Editar

Compartir a través de


.NET Aspire deployments

.NET Aspire projects are built with cloud-agnostic principles, allowing deployment flexibility across various platforms supporting .NET and containers. Users can adapt the provided guidelines for deployment on other cloud environments or local hosting. The manual deployment process, while feasible, involves exhaustive steps prone to errors. Users prefer leveraging CI/CD pipelines and cloud-specific tooling for a more streamlined deployment experience tailored to their chosen infrastructure.

Deployment manifest

To enable deployment tools from Microsoft and other cloud providers to understand the structure of .NET Aspire projects, specialized targets of the AppHost project can be executed to generate a manifest file describing the projects/services used by the app and the properties necessary for deployment, such as environment variables.

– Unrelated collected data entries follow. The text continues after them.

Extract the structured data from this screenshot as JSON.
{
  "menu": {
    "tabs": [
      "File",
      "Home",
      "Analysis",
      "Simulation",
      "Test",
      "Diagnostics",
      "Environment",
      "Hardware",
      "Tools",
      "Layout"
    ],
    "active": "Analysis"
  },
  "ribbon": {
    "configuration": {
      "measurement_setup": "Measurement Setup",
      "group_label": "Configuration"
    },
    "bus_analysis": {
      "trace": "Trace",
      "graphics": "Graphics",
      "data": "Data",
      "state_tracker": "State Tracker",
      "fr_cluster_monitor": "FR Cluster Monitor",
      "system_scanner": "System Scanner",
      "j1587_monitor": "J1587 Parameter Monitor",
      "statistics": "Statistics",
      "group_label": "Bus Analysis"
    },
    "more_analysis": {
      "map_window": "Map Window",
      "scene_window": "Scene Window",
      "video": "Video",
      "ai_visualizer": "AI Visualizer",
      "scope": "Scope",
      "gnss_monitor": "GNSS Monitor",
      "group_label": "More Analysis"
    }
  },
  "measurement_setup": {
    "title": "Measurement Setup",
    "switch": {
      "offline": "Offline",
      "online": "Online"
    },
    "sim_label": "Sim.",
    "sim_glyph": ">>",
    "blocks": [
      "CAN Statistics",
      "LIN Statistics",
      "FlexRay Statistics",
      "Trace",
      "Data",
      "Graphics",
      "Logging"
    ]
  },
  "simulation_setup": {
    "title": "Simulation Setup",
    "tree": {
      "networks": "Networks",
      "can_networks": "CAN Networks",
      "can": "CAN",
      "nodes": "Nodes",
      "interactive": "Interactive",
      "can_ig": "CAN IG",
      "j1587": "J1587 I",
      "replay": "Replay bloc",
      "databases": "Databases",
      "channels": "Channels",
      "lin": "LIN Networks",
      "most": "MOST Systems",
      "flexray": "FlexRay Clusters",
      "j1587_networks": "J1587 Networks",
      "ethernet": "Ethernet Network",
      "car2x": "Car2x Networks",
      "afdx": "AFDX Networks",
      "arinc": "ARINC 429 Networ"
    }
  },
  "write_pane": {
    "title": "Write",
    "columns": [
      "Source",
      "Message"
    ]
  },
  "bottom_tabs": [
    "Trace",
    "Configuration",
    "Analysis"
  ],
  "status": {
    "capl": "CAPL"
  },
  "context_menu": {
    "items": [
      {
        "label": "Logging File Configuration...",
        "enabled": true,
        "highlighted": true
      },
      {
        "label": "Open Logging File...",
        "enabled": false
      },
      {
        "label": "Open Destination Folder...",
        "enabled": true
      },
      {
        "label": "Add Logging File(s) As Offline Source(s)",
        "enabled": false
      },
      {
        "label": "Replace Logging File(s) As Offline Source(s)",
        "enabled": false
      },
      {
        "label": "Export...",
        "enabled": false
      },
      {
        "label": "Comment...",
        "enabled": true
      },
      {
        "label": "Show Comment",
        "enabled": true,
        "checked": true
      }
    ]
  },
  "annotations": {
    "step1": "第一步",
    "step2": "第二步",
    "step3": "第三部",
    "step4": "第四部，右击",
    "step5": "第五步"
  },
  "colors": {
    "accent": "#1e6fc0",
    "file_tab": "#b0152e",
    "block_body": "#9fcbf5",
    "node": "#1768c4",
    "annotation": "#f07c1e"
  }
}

For more information on the schema of the manifest and how to run app host project targets, see .NET Aspire manifest format for deployment tool builders.

Deploy to Azure

.NET Aspire enables deployment to Azure Container Apps. The number of environments .NET Aspire can deploy to will grow over time.

Azure Container Apps

.NET Aspire projects are designed to run in containerized environments. Azure Container Apps is a fully managed environment that enables you to run microservices and containerized applications on a serverless platform. The Azure Container Apps topic describes how to deploy Aspire apps to ACA manually, using bicep, or using the Azure Developer CLI (azd).

Use Application Insights for .NET Aspire telemetry

.NET Aspire projects are designed to emit telemetry using OpenTelemetry which uses a provider model. .NET Aspire projects can direct their telemetry to Azure Monitor / Application Insights using the Azure Monitor telemetry distro. For more information, see Use Application Insights for .NET Aspire telemetry for step-by-step instructions.

Deploy to Kubernetes

Kubernetes is a popular container orchestration platform that can run .NET Aspire projects. To deploy .NET Aspire projects to Kubernetes clusters, you need to map the .NET Aspire JSON manifest to a Kubernetes YAML manifest file. There are two ways to do this: by using the Aspir8 project, or by manually creating Kubernetes manifests.

The Aspir8 project

Aspir8, an open-source project, handles the generation of deployment YAML based on the .NET Aspire app host manifest. The project outputs a .NET global tool that can be used to perform a series of tasks, resulting in the generation of Kubernetes manifests:

  • aspirate init: Initializes the Aspir8 project in the current directory.
  • aspirate generate: Generates Kubernetes manifests based on the .NET Aspire app host manifest.
  • aspirate apply: Applies the generated Kubernetes manifests to the Kubernetes cluster.
  • aspirate destroy: Deletes the resources created by the apply command.